Advice on downed timber

shelby27604

Well-Known Member
Joined
Jun 6, 2013
Location
Efland NC
We have had a couple trees come down in the recent storm, wondering if I can actually generate any income from them, rather than buck them into firewood I don't currently need (my firewood cup runith over).

I had a very large white oak come down, roughly 30"-36" at the base, and straight for 20'+ Would need to buck it into something smaller than that to get it out of the woods. Will timber buyers go through the trouble of picking up / paying for logs like this?

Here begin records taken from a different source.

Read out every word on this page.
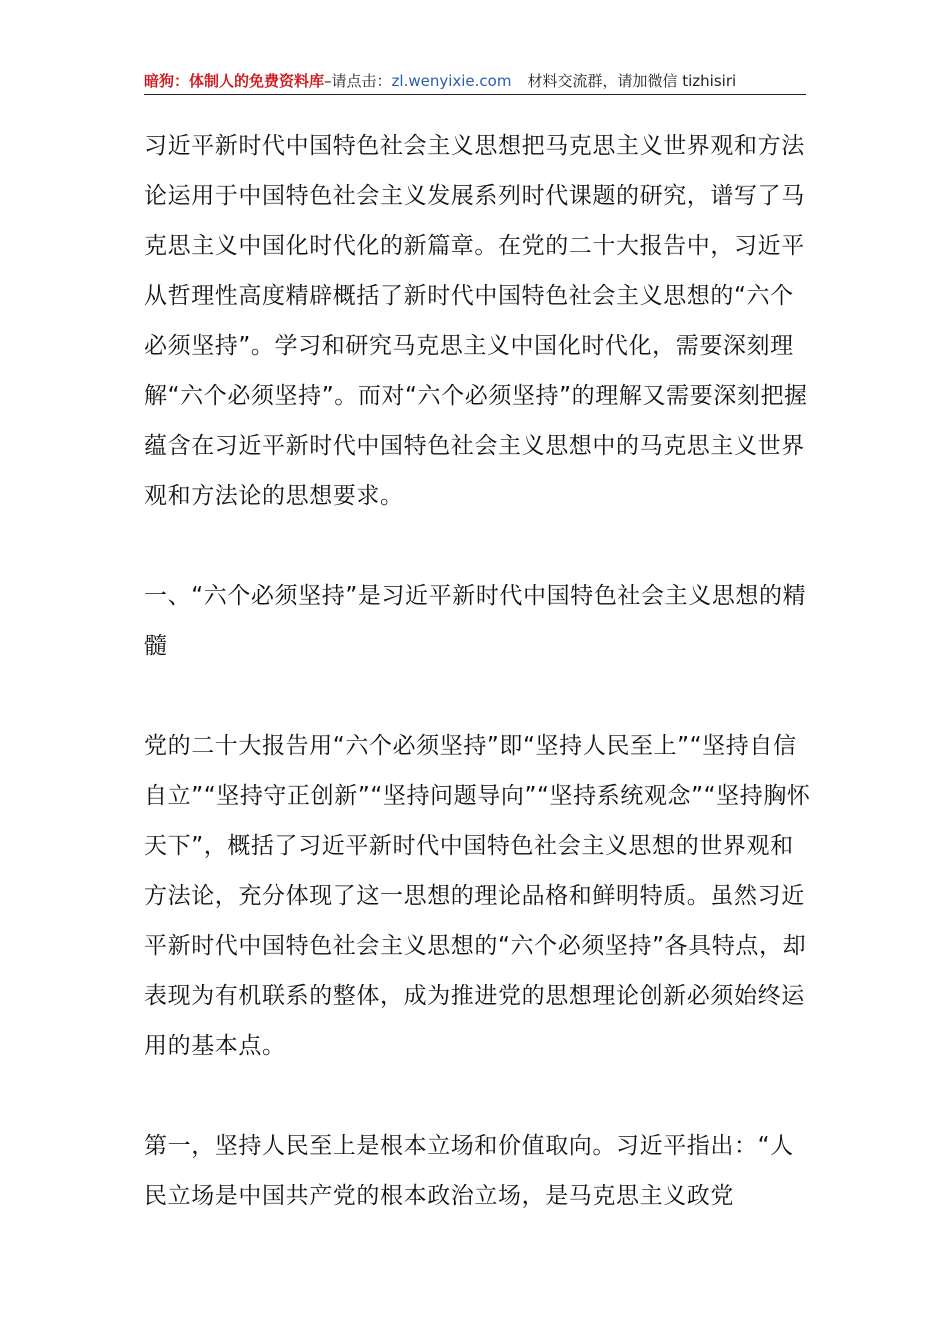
暗狗：体制人的免费资料库–请点击：zl.wenyixie.com 材料交流群，请加微信 tizhisiri

习近平新时代中国特色社会主义思想把马克思主义世界观和方法论运用于中国特色社会主义发展系列时代课题的研究，谱写了马克思主义中国化时代化的新篇章。在党的二十大报告中，习近平从哲理性高度精辟概括了新时代中国特色社会主义思想的“六个必须坚持”。学习和研究马克思主义中国化时代化，需要深刻理解“六个必须坚持”。而对“六个必须坚持”的理解又需要深刻把握蕴含在习近平新时代中国特色社会主义思想中的马克思主义世界观和方法论的思想要求。

一、“六个必须坚持”是习近平新时代中国特色社会主义思想的精髓

党的二十大报告用“六个必须坚持”即“坚持人民至上”“坚持自信自立”“坚持守正创新”“坚持问题导向”“坚持系统观念”“坚持胸怀天下”，概括了习近平新时代中国特色社会主义思想的世界观和方法论，充分体现了这一思想的理论品格和鲜明特质。虽然习近平新时代中国特色社会主义思想的“六个必须坚持”各具特点，却表现为有机联系的整体，成为推进党的思想理论创新必须始终运用的基本点。

第一，坚持人民至上是根本立场和价值取向。习近平指出：“人民立场是中国共产党的根本政治立场，是马克思主义政党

Second issue is the abundance of pine trees committing suicide on our property, I have a pile of logs, filled with beetles continuing to eat away at the logs. I don't mind making them into firewood if there is a market for them (out door boilers?). Whenever I see firewood for sale, it is never pine.
 
You need a small operation with a band mill. The market has really softened in the last couple years. The pine is gonna be a hard sell for anything other than chip wood or shavings. Beatle killed pine is almost worthless for anything other then chips or mulch wood. A small market did exist for something called "Blued Pine boards" or sometimes referred to as "Blue Jean" pine. The window is small due to the quickly deterioration of the heart wood and sap wood going bad even faster.

Blue Jean pine makes beautiful craft wood for siding (interior) and some less structural applications. Used properly it still needs kiln dried.
 
My experience has been nobody wants the pines.
That was my assumption.

You need a small operation with a band mill. The market has really softened in the last couple years. The pine is gonna be a hard sell for anything other than chip wood or shavings. Beatle killed pine is almost worthless for anything other then chips or mulch wood. A small market did exist for something called "Blued Pine boards" or sometimes referred to as "Blue Jean" pine. The window is small due to the quickly deterioration of the heart wood and sap wood going bad even faster.

Blue Jean pine makes beautiful craft wood for siding (interior) and some less structural applications. Used properly it still needs kiln dried.
Do people pay for these, or at least pick them up for free?
 
I've been piddling with this stuff for nearly 2 decades and its still one of the biggest challenges. My parents have a neighbor that will take oak for firewood if I don't want it, but he won't pay for it. There's a sawmill near me that will take pine for about $5-7/ton, and another that will pay a little better by the boardfoot but they are harder to deal with and aren't always buying and have weird hours. Nobody around here buys hardwoods, so I end up splitting it or cutting it on the sawmill and watching it rot. I need to build a shed to put it under. I've had some spalted maple, black walnut, red oak, white oak, and cherry boards listed on FB for over a year and I've sold ONE board. All that to say, its hard to get rid of timber unless you have enough to entice a logger, or something really special.
 
That was my assumption.


Do people pay for these, or at least pick them up for free?
Side hustlers want everything free! Doesn't matter the hustle in my experience.

Small legitimate business may pay. Most of these would rather come custom cut what you want to keep or trade a portion of the lumber. You get some they get some.

In the end the headache probably isn't worth it. A free wood add targeted at a small band mill, mulch operation might hook a potential deal but unlikely. The market got real soft when everybody and their brother bought cheap Chinese mills thinking they struck gold.

A local high end wood workers shop or guild might get word to a potential interest. That or search a local band mill operator in your area and reach out.
 
That was my assumption.


Do people pay for these, or at least pick them up for free?
I had been slowly taking the pines down on my property, but there were just too many of them, so I ended hiring a guy. Nobody quoted doing it for free. I think I paid $8,000 for a guy to take down about 50 pine trees on my property. I had him push most of them in a gulley, so he didn't even have to haul them off.
 
I burn pine a lot, but also oak, maple, Bradford pear, birch, poplar, and whatever else I can get. But its almost always just ejat somebody had blow down and its always free.